Tinkoff-Saxo owner Oleg Tinkov has warned he may have to shut down his team if economic sanctions against Russia continue.
Tinkov - arguably cycling's most outspoken individual - questioned why the international community, led by the United States, has imposed economic sanctions on his homeland in a wide-ranging interview with Bloomberg TV.
And while cycling was not the main point of the interview, Tinkov could not resist dropping a bombshell by questioning the future of his team, which includes Alberto Contador.
Economic sanctions from the USA, the European Union, Australia, Canada and Japan have been used against Russia since their annexation of most of the Crimean Peninsula from Ukraine.
"If the sanctions will deteriorate the Russian economy, and share prices decline even more... then the Tinkoff bank starts to suffer, then I stop my sponsorship," Tinkov said.
"I don't know as owner of the team if I will be able to find a substitution sponsor in Europe. Most likely, I will not, and I will have to shut down the team."
Tinkov made the comment as the continuation of his argument that the sanctions are a bad idea and will hurt the countries imposing them as much as Russia.
"If you push us [the Russians], eventually 80 people in Europe [Tinkoff employees] will lose their job because of the sanction.
"I have 80 employees on high salaries from Denmark to Spain, with 14 nationalities, because of me, and of Tinkoff bank in Russia."
Tinkov also claimed Contador could win all three grand tours in 2015 - the Tour de France, Giro d'Italia and Vuelta a Espana - and insisted the Spaniard would do it cleanly.

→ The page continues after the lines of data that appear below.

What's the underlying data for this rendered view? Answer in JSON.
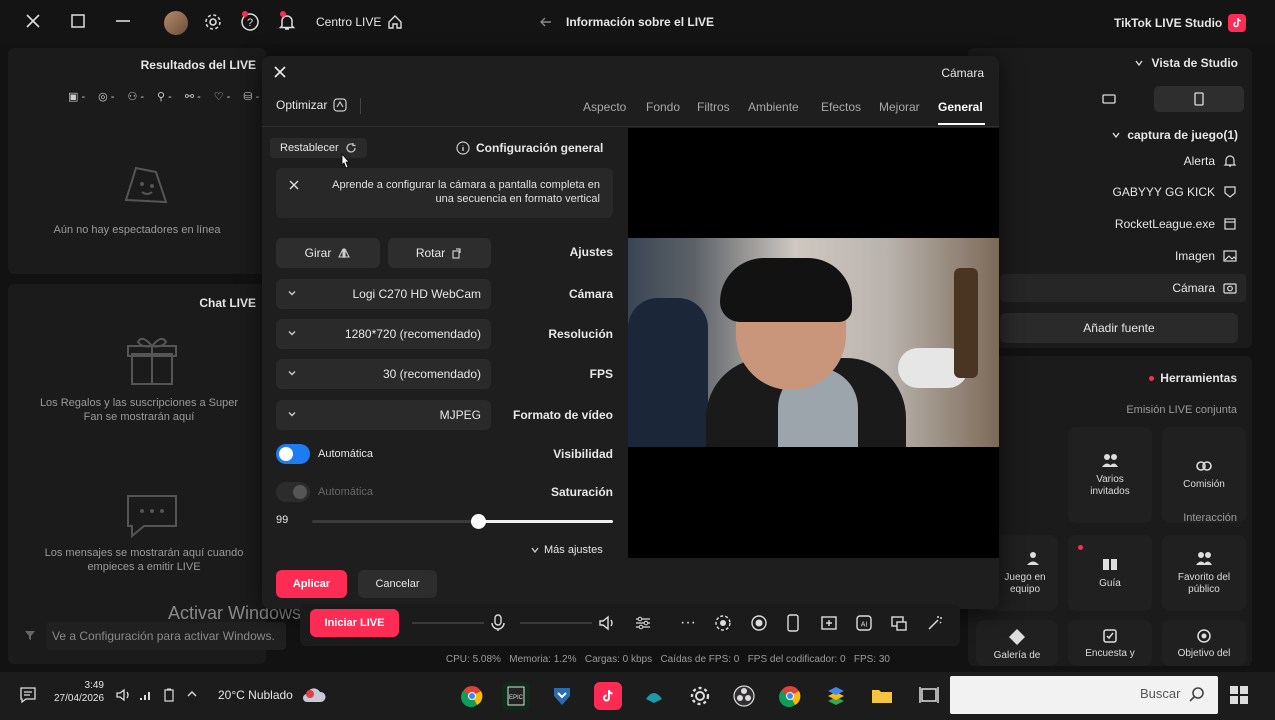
{
  "titlebar": {
    "app_title": "TikTok LIVE Studio",
    "live_info": "Información sobre el LIVE",
    "live_center": "Centro LIVE"
  },
  "left_panel": {
    "results_title": "Resultados del LIVE",
    "no_viewers": "Aún no hay espectadores en línea",
    "gifts_title": "Chat LIVE",
    "gifts_text": "Los Regalos y las suscripciones a Super Fan se mostrarán aquí",
    "messages_text": "Los mensajes se mostrarán aquí cuando empieces a emitir LIVE",
    "activate_title": "Activar Windows",
    "activate_sub": "Ve a Configuración para activar Windows."
  },
  "right_panel": {
    "studio_view": "Vista de Studio",
    "scene": "captura de juego(1)",
    "sources": [
      {
        "label": "Alerta",
        "icon": "bell-icon"
      },
      {
        "label": "GABYYY GG KICK",
        "icon": "shield-icon"
      },
      {
        "label": "RocketLeague.exe",
        "icon": "window-icon"
      },
      {
        "label": "Imagen",
        "icon": "image-icon"
      },
      {
        "label": "Cámara",
        "icon": "camera-icon"
      }
    ],
    "add_source": "Añadir fuente",
    "tools_title": "Herramientas",
    "section_joint": "Emisión LIVE conjunta",
    "section_interaction": "Interacción",
    "tools": {
      "commission": "Comisión",
      "multi_guests": "Varios invitados",
      "public_fav": "Favorito del público",
      "guide": "Guía",
      "team_game": "Juego en equipo",
      "goal": "Objetivo del",
      "survey": "Encuesta y",
      "gallery": "Galería de"
    }
  },
  "modal": {
    "title": "Cámara",
    "tabs": [
      "General",
      "Mejorar",
      "Efectos",
      "Ambiente",
      "Filtros",
      "Fondo",
      "Aspecto"
    ],
    "optimize": "Optimizar",
    "section_title": "Configuración general",
    "reset": "Restablecer",
    "tip": "Aprende a configurar la cámara a pantalla completa en una secuencia en formato vertical",
    "labels": {
      "adjust": "Ajustes",
      "camera": "Cámara",
      "resolution": "Resolución",
      "fps": "FPS",
      "format": "Formato de vídeo",
      "visibility": "Visibilidad",
      "saturation": "Saturación"
    },
    "rotate": "Rotar",
    "flip": "Girar",
    "camera_value": "Logi C270 HD WebCam",
    "resolution_value": "1280*720 (recomendado)",
    "fps_value": "30 (recomendado)",
    "format_value": "MJPEG",
    "auto_label": "Automática",
    "visibility_auto": true,
    "saturation_auto": false,
    "slider_value": "99",
    "slider_level": 0.55,
    "more_settings": "Más ajustes",
    "cancel": "Cancelar",
    "apply": "Aplicar"
  },
  "bottom_bar": {
    "start_live": "Iniciar LIVE",
    "stats": "CPU: 5.08%   Memoria: 1.2%   Cargas: 0 kbps   Caídas de FPS: 0   FPS del codificador: 0   FPS: 30"
  },
  "taskbar": {
    "search_placeholder": "Buscar",
    "weather": "20°C Nublado",
    "time": "3:49",
    "date": "27/04/2026"
  },
  "colors": {
    "accent_pink": "#fe2c55",
    "toggle_blue": "#1e7cf2"
  }
}
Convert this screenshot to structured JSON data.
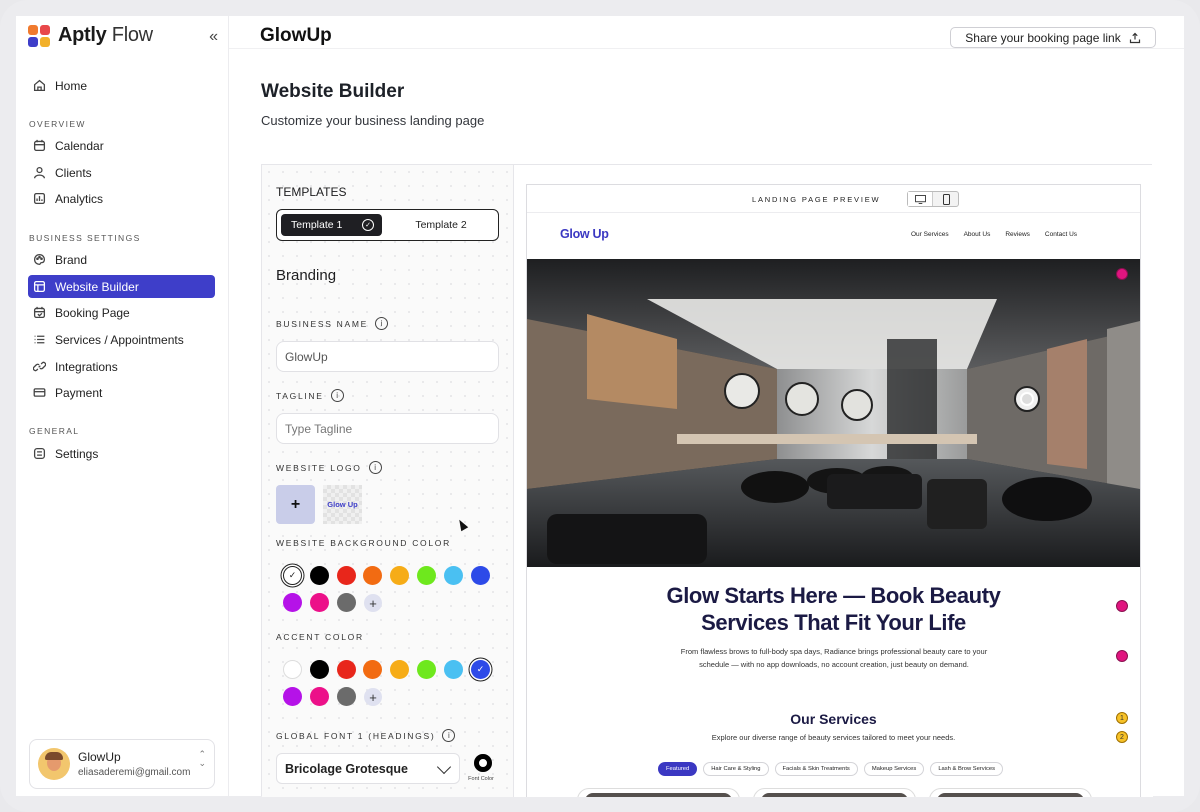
{
  "app": {
    "brand_bold": "Aptly",
    "brand_light": "Flow",
    "collapse_glyph": "«"
  },
  "nav": {
    "home": "Home",
    "overview_label": "OVERVIEW",
    "calendar": "Calendar",
    "clients": "Clients",
    "analytics": "Analytics",
    "business_label": "BUSINESS SETTINGS",
    "brand": "Brand",
    "website_builder": "Website Builder",
    "booking_page": "Booking Page",
    "services": "Services / Appointments",
    "integrations": "Integrations",
    "payment": "Payment",
    "general_label": "GENERAL",
    "settings": "Settings"
  },
  "user": {
    "name": "GlowUp",
    "email": "eliasaderemi@gmail.com"
  },
  "header": {
    "title": "GlowUp",
    "share_label": "Share your booking page link"
  },
  "page": {
    "title": "Website Builder",
    "subtitle": "Customize your business landing page"
  },
  "panel": {
    "templates_label": "TEMPLATES",
    "template_1": "Template 1",
    "template_2": "Template 2",
    "branding_label": "Branding",
    "business_name_label": "BUSINESS NAME",
    "business_name_value": "GlowUp",
    "tagline_label": "TAGLINE",
    "tagline_placeholder": "Type Tagline",
    "logo_label": "WEBSITE LOGO",
    "logo_add": "+",
    "logo_thumb_text": "Glow Up",
    "bg_color_label": "WEBSITE BACKGROUND COLOR",
    "accent_label": "ACCENT COLOR",
    "font_label": "GLOBAL FONT 1 (HEADINGS)",
    "font_value": "Bricolage Grotesque",
    "font_color_label": "Font Color",
    "swatch_add": "+",
    "info_glyph": "i"
  },
  "colors": {
    "brand_accent": "#3e3ec9",
    "palette": [
      "#ffffff",
      "#000000",
      "#e8261b",
      "#f26b12",
      "#f6ac17",
      "#6ee81d",
      "#4ac0f2",
      "#2d4ae8",
      "#b512e8",
      "#ec1089",
      "#6b6b6b"
    ],
    "bg_selected": "#ffffff",
    "accent_selected": "#2d4ae8"
  },
  "preview": {
    "header_label": "LANDING PAGE PREVIEW",
    "site_name": "Glow Up",
    "nav_links": [
      "Our Services",
      "About Us",
      "Reviews",
      "Contact Us"
    ],
    "headline_1": "Glow Starts Here — Book Beauty",
    "headline_2": "Services That Fit Your Life",
    "description_1": "From flawless brows to full-body spa days, Radiance brings professional beauty care to your",
    "description_2": "schedule — with no app downloads, no account creation, just beauty on demand.",
    "services_title": "Our Services",
    "services_sub": "Explore our diverse range of beauty services tailored to meet your needs.",
    "chips": [
      "Featured",
      "Hair Care & Styling",
      "Facials & Skin Treatments",
      "Makeup Services",
      "Lash & Brow Services"
    ],
    "markers": [
      "1",
      "2"
    ]
  }
}
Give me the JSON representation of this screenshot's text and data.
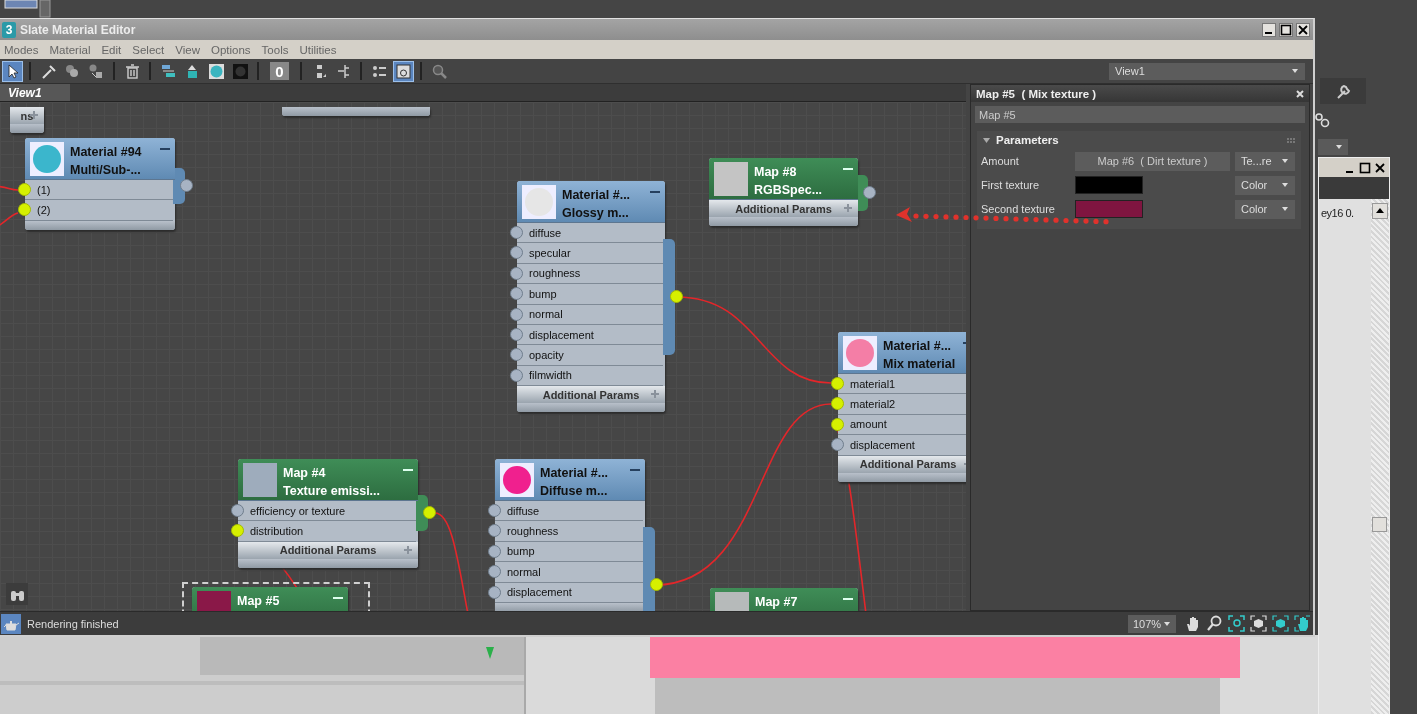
{
  "window": {
    "app_icon": "3",
    "title": "Slate Material Editor"
  },
  "menu": [
    "Modes",
    "Material",
    "Edit",
    "Select",
    "View",
    "Options",
    "Tools",
    "Utilities"
  ],
  "toolbar": [
    [
      {
        "selected": true
      }
    ],
    [
      {
        "selected": false
      },
      {
        "selected": false
      },
      {
        "selected": false
      }
    ],
    [
      {
        "selected": false
      }
    ],
    [
      {
        "selected": false
      },
      {
        "selected": false
      },
      {
        "selected": false
      },
      {
        "selected": false
      }
    ],
    [
      {
        "label": "0",
        "selected": false
      }
    ],
    [
      {
        "selected": false
      },
      {
        "selected": false
      }
    ],
    [
      {
        "selected": false
      },
      {
        "selected": true
      }
    ],
    [
      {
        "selected": false
      }
    ]
  ],
  "view_dropdown": "View1",
  "view_tab": {
    "label": "View1",
    "selected": true
  },
  "nodes": [
    {
      "kind": "material",
      "footer": "ns",
      "selected": false
    },
    {
      "kind": "material",
      "selected": false
    },
    {
      "kind": "material",
      "title": "Material #94",
      "type": "Multi/Sub-...",
      "color": "#3bb6cc",
      "slots": [
        {
          "label": "(1)",
          "connected": true
        },
        {
          "label": "(2)",
          "connected": true
        }
      ],
      "output_connected": false,
      "selected": false
    },
    {
      "kind": "material",
      "title": "Material #...",
      "type": "Glossy m...",
      "color": "#e6e6e6",
      "slots": [
        {
          "label": "diffuse",
          "connected": false
        },
        {
          "label": "specular",
          "connected": false
        },
        {
          "label": "roughness",
          "connected": false
        },
        {
          "label": "bump",
          "connected": false
        },
        {
          "label": "normal",
          "connected": false
        },
        {
          "label": "displacement",
          "connected": false
        },
        {
          "label": "opacity",
          "connected": false
        },
        {
          "label": "filmwidth",
          "connected": false
        }
      ],
      "footer": "Additional Params",
      "output_connected": true,
      "selected": false
    },
    {
      "kind": "map",
      "title": "Map #8",
      "type": "RGBSpec...",
      "color": "#c4c4c4",
      "footer": "Additional Params",
      "output_connected": false,
      "selected": false
    },
    {
      "kind": "material",
      "title": "Material #...",
      "type": "Mix material",
      "color": "#f47ea6",
      "slots": [
        {
          "label": "material1",
          "connected": true
        },
        {
          "label": "material2",
          "connected": true
        },
        {
          "label": "amount",
          "connected": true
        },
        {
          "label": "displacement",
          "connected": false
        }
      ],
      "footer": "Additional Params",
      "selected": false
    },
    {
      "kind": "map",
      "title": "Map #4",
      "type": "Texture emissi...",
      "color": "#9eacbc",
      "slots": [
        {
          "label": "efficiency or texture",
          "connected": false
        },
        {
          "label": "distribution",
          "connected": true
        }
      ],
      "footer": "Additional Params",
      "output_connected": true,
      "selected": false
    },
    {
      "kind": "material",
      "title": "Material #...",
      "type": "Diffuse m...",
      "color": "#f0208e",
      "slots": [
        {
          "label": "diffuse",
          "connected": false
        },
        {
          "label": "roughness",
          "connected": false
        },
        {
          "label": "bump",
          "connected": false
        },
        {
          "label": "normal",
          "connected": false
        },
        {
          "label": "displacement",
          "connected": false
        }
      ],
      "output_connected": true,
      "selected": false
    },
    {
      "kind": "map",
      "title": "Map #5",
      "color": "#8a1848",
      "selected": true
    },
    {
      "kind": "map",
      "title": "Map #7",
      "color": "#b6baba",
      "selected": false
    }
  ],
  "panel": {
    "title": "Map #5  ( Mix texture )",
    "name": "Map #5",
    "rollout": {
      "title": "Parameters",
      "expanded": true,
      "rows": [
        {
          "label": "Amount",
          "kind": "map",
          "value": "Map #6  ( Dirt texture )",
          "mode": "Te...re"
        },
        {
          "label": "First texture",
          "kind": "color",
          "color": "#000000",
          "mode": "Color"
        },
        {
          "label": "Second texture",
          "kind": "color",
          "color": "#7f1540",
          "mode": "Color"
        }
      ]
    }
  },
  "status": {
    "message": "Rendering finished",
    "zoom": "107%"
  },
  "background_window": {
    "text": "ey16 0."
  }
}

Cycling is struggling with yet another doping controversy with Astana under suspicion but Tinkov was keen to emphasise his impressive history since getting involved with his team - first as a sponsor, then as an owner - five years ago.
"I never ever had any doping cases in my team," the Russian businessman said.
"None. Zero. Nil."
Michael Rogers missed a few months of competitive action at the beginning of 2014 after testing positive to Clenbuterol but the Australian was eventually cleared of any wrongdoing after claiming he ingested the drug via contaminated meat in China.